Appel aux dons mercredi 24 avril 2024



https://www.lesclesdumoyenorient.com/2151



Décryptage de l'actualité au Moyen-Orient

Plus de 3000 articles publiés depuis juin 2010

mercredi 24 avril 2024
inscription nl


Accueil / Actualités / Analyses de l’actualité

Le rapprochement entre Erbil et Ankara comme grille de lecture des dynamiques kurdes au Moyen-Orient (2/2)

Par Manon Destribats
Publié le 23/03/2016 • modifié le 02/03/2018 • Durée de lecture : 7 minutes

Turkish Prime Minister Recep Tayyip Erdogan ® and The head of autonomous Kurdish government in Iraq’s north Masoud Barzani (L) shake hands in Diyarbakir Governorship building on November 16, 2013 in Diyarbakir, Turkey. Masoud Barzani arrived in Diyarbakir upon the invitation of Turkish Prime Minister Erdogan.

Kayhan Ozer - Anadolu Agency - AFP

Lire la partie 1 : Le rapprochement entre Erbil et Ankara comme grille de lecture des dynamiques kurdes au Moyen-Orient (1/2)

La Syrie : théâtre de la compétition entre deux modèles kurdes opposés

La politique d’alignement du parti démocratique du Kurdistan (PDK), et par extension du Gouvernement Régional du Kurdistan (GRK), sur l’agenda d’Ankara provoque le rejet des autres partis kurdes irakiens, notamment de l’union patriotique du Kurdistan (UPK), tout en provoquant l’ire du parti des travailleurs du Kurdistan (PKK) et des partis qui lui sont affiliés. Historiquement, l’UPK est assez proche du PKK comme le montre le cas de la guerre civile kurde des années 1990 qui opposa l’UPK au PDK. Le PKK et l’Iran soutinrent alors l’UPK et par mécanisme la Turquie apporta son aide au PDK. On retrouve aujourd’hui cette même logique, particulièrement visible sur le terrain syrien qui est le théâtre d’une concurrence acharnée entre d’un côté le PKK et ses organisations « sœurs » et de l’autre le PDK qui veut s’imposer comme leader du monde kurde, avec le soutien de la Turquie.

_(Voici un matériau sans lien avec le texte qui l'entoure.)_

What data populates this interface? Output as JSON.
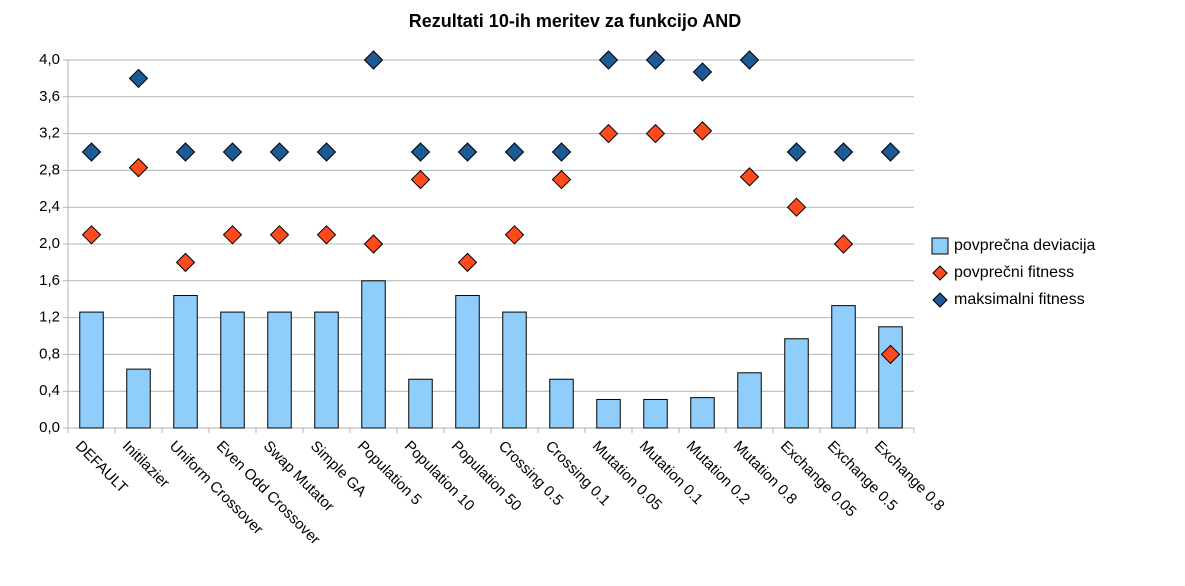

Le PDK, le PKK et leurs organisations sœurs au Moyen-Orient

Il n’est pas inutile de rappeler que PDK et PKK sont sans conteste les deux partis kurdes dominants. Mustafa Barzani, le père de l’actuel président du GRK et l’un des fondateurs du PDK (1946) fut la figure la plus importante du nationalisme kurde et son aura dépasse largement les frontières irakiennes. Par ailleurs, le GRK est la seule entité politique autonome kurde existante et est présentée par ses cadres comme un modèle pour tous les Kurdes qui veulent accéder à l’indépendance. Le PKK est un mouvement plus récent (1978) mais il est basé en Turquie, pays qui concentre l’immense majorité des Kurdes (15 millions contre environ 5 millions en Irak, 8 en Iran et 3 en Syrie) et son chef Abdullah Ocalan, emprisonné en Turquie, fait également figure de héros du nationalisme kurde. La lutte que l’organisation mène contre l’Etat turc depuis 1984 a accru son rayonnement dans l’espace kurde, sans compter que le PKK mène une politique de communication efficace au premier rang de laquelle se trouve l’affichage d’une égalité homme-femme qui ferait rougir les pays les plus avancés en la matière. Plusieurs différences d’ordre idéologique apparaissent entre ces deux partis (1). Le PKK se réclame du marxisme et promeut les codes d’une société sans classe, laïque, égalitaire. Le PDK apparaît bien plus conservateur sur la question de la religion et de l’organisation sociale qui, au Kurdistan d’Irak, répond encore à des logiques tribales. Sur le plan économique prime un modèle libéral doublé d’un système d’Etat providence, legs de l’époque baathiste, bien que le PDK soit toujours membre de l’Internationale socialiste, héritage de la période de Guerre Froide durant laquelle le parti était soutenu par l’URSS.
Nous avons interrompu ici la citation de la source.